I’m standing here in my garage where I have about 50,000 items neatly packed in banana boxes behind me, maybe like 400 boxes. I’m getting a little tired because it’s getting warm out and I’m getting older, and this is way more than I can bring to the flea market. I’ve been here at this house for about 10 years now and I want to clear this stuff out, to sell everything.

I’d like someone to offer me $10,000 for all this stuff or maybe three people offer $3,000 each. It’s a good deal. You know what I mean? Because let’s say there’s 30,000 items in here. Each one of them is worth a dollar or more. I’m guessing the amount of value in the garage is around fifty to a hundred thousand. I would like to sell it all to someone that would benefit from it and be thrilled with the deal.

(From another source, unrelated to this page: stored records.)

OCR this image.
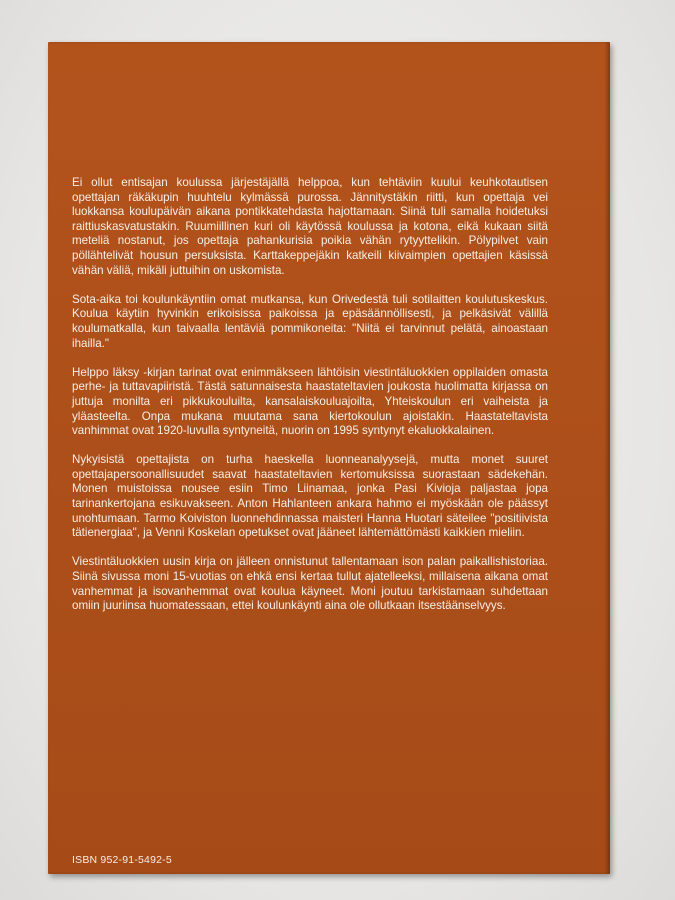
Ei ollut entisajan koulussa järjestäjällä helppoa, kun tehtäviin kuului keuhkotautisen opettajan räkäkupin huuhtelu kylmässä purossa. Jännitystäkin riitti, kun opettaja vei luokkansa koulupäivän aikana pontikkatehdasta hajottamaan. Siinä tuli samalla hoidetuksi raittiuskasvatustakin. Ruumiillinen kuri oli käytössä koulussa ja kotona, eikä kukaan siitä meteliä nostanut, jos opettaja pahankurisia poikia vähän rytyyttelikin. Pölypilvet vain pöllähtelivät housun persuksista. Karttakeppejäkin katkeili kiivaimpien opettajien käsissä vähän väliä, mikäli juttuihin on uskomista.

Sota-aika toi koulunkäyntiin omat mutkansa, kun Orivedestä tuli sotilaitten koulutuskeskus. Koulua käytiin hyvinkin erikoisissa paikoissa ja epäsäännöllisesti, ja pelkäsivät välillä koulumatkalla, kun taivaalla lentäviä pommikoneita: "Niitä ei tarvinnut pelätä, ainoastaan ihailla."

Helppo läksy -kirjan tarinat ovat enimmäkseen lähtöisin viestintäluokkien oppilaiden omasta perhe- ja tuttavapiiristä. Tästä satunnaisesta haastateltavien joukosta huolimatta kirjassa on juttuja monilta eri pikkukouluilta, kansalaiskouluajoilta, Yhteiskoulun eri vaiheista ja yläasteelta. Onpa mukana muutama sana kiertokoulun ajoistakin. Haastateltavista vanhimmat ovat 1920-luvulla syntyneitä, nuorin on 1995 syntynyt ekaluokkalainen.

Nykyisistä opettajista on turha haeskella luonneanalyysejä, mutta monet suuret opettajapersoonallisuudet saavat haastateltavien kertomuksissa suorastaan sädekehän. Monen muistoissa nousee esiin Timo Liinamaa, jonka Pasi Kivioja paljastaa jopa tarinankertojana esikuvakseen. Anton Hahlanteen ankara hahmo ei myöskään ole päässyt unohtumaan. Tarmo Koiviston luonnehdinnassa maisteri Hanna Huotari säteilee "positiivista tätienergiaa", ja Venni Koskelan opetukset ovat jääneet lähtemättömästi kaikkien mieliin.

Viestintäluokkien uusin kirja on jälleen onnistunut tallentamaan ison palan paikallishistoriaa. Siinä sivussa moni 15-vuotias on ehkä ensi kertaa tullut ajatelleeksi, millaisena aikana omat vanhemmat ja isovanhemmat ovat koulua käyneet. Moni joutuu tarkistamaan suhdettaan omiin juuriinsa huomatessaan, ettei koulunkäynti aina ole ollutkaan itsestäänselvyys.

ISBN 952-91-5492-5
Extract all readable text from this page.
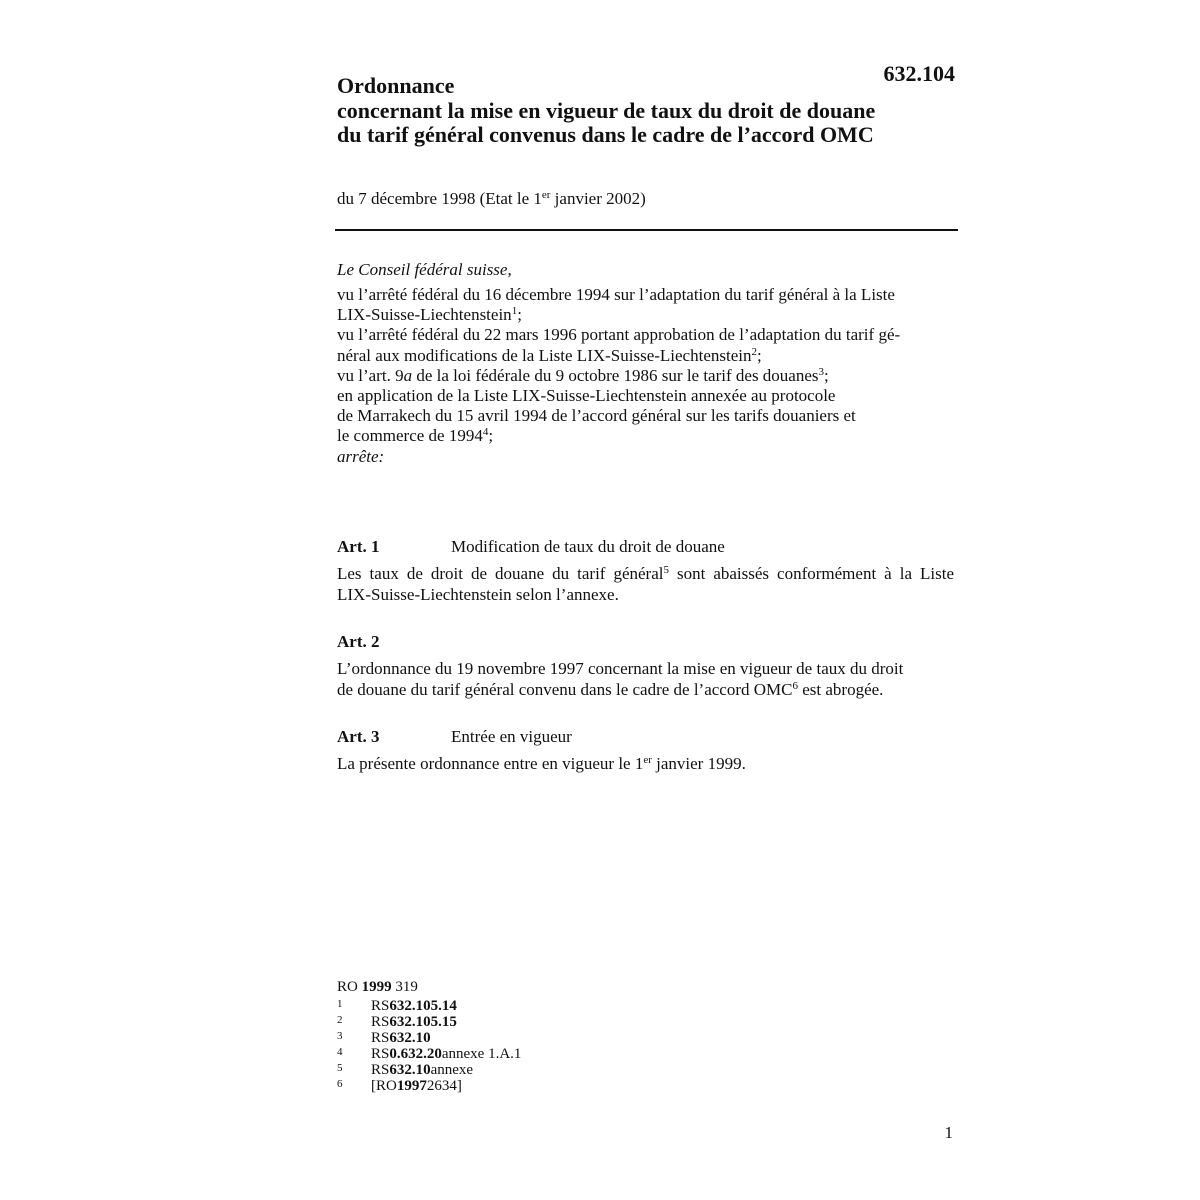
632.104
Ordonnance
concernant la mise en vigueur de taux du droit de douane
du tarif général convenus dans le cadre de l’accord OMC
du 7 décembre 1998 (Etat le 1er janvier 2002)
Le Conseil fédéral suisse,
vu l’arrêté fédéral du 16 décembre 1994 sur l’adaptation du tarif général à la Liste
LIX-Suisse-Liechtenstein$^1$;
vu l’arrêté fédéral du 22 mars 1996 portant approbation de l’adaptation du tarif gé-
néral aux modifications de la Liste LIX-Suisse-Liechtenstein$^2$;
vu l’art. 9a de la loi fédérale du 9 octobre 1986 sur le tarif des douanes$^3$;
en application de la Liste LIX-Suisse-Liechtenstein annexée au protocole
de Marrakech du 15 avril 1994 de l’accord général sur les tarifs douaniers et
le commerce de 1994$^4$;
arrête:
Art. 1	Modification de taux du droit de douane
Les taux de droit de douane du tarif général$^5$ sont abaissés conformément à la Liste
LIX-Suisse-Liechtenstein selon l’annexe.
Art. 2
L’ordonnance du 19 novembre 1997 concernant la mise en vigueur de taux du droit
de douane du tarif général convenu dans le cadre de l’accord OMC$^6$ est abrogée.
Art. 3	Entrée en vigueur
La présente ordonnance entre en vigueur le 1er janvier 1999.
RO 1999 319
1	RS 632.105.14
2	RS 632.105.15
3	RS 632.10
4	RS 0.632.20 annexe 1.A.1
5	RS 632.10 annexe
6	[RO 1997 2634]
1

I still have regular yard sales at the house, but I also regularly put a big pile of free stuff out on the road. I do that once or twice a week and try to make it disappear. Every day people stop by and pick up a few things.

Think about this – I’ve sold the same thing 25 times in my life. I’ve sold at least 25 tape measures in my life. I’ve sold at least 10 vintage fans. But I’ve reached a certain point that I want to slow down. I had my hip replaced last fall and I retired from soccer about 13 years ago. I want to get back into that if I can.

I was a building superintendent in my twenties in Boston and people would leave their apartments. I’d be in charge of the building and prepping apartments for the next tenant. Often times the students, at the end of the year, would leave their stuff. Every two months or so, I’d come home to my apartment with a new couch and the old one would go out. I was constantly upgrading but also selling stuff. People saw me doing that and then people started calling me to help them clean out their houses. One year I did 43 clean-outs and the next year 27. That’s a lot of stuff.

Now I really have to trust that somehow God’s going to provide a way out because I still have to pay bills. I don’t have magical income coming in. God gave me the ability to earn money. I’ve been doing this for 50 years. I have sold thousands of different things but now I want to make all this stuff disappear. I don’t feel like doing 30 or 40 flea markets a year anymore. Moving stuff around can be exhausting. My goal is to sell all this stuff to someone else who can monetize its value. I still have boundless energy, but I want to be doing other things with my time at my age. I’d like to travel, maybe go to national parks, read books and you know, relax.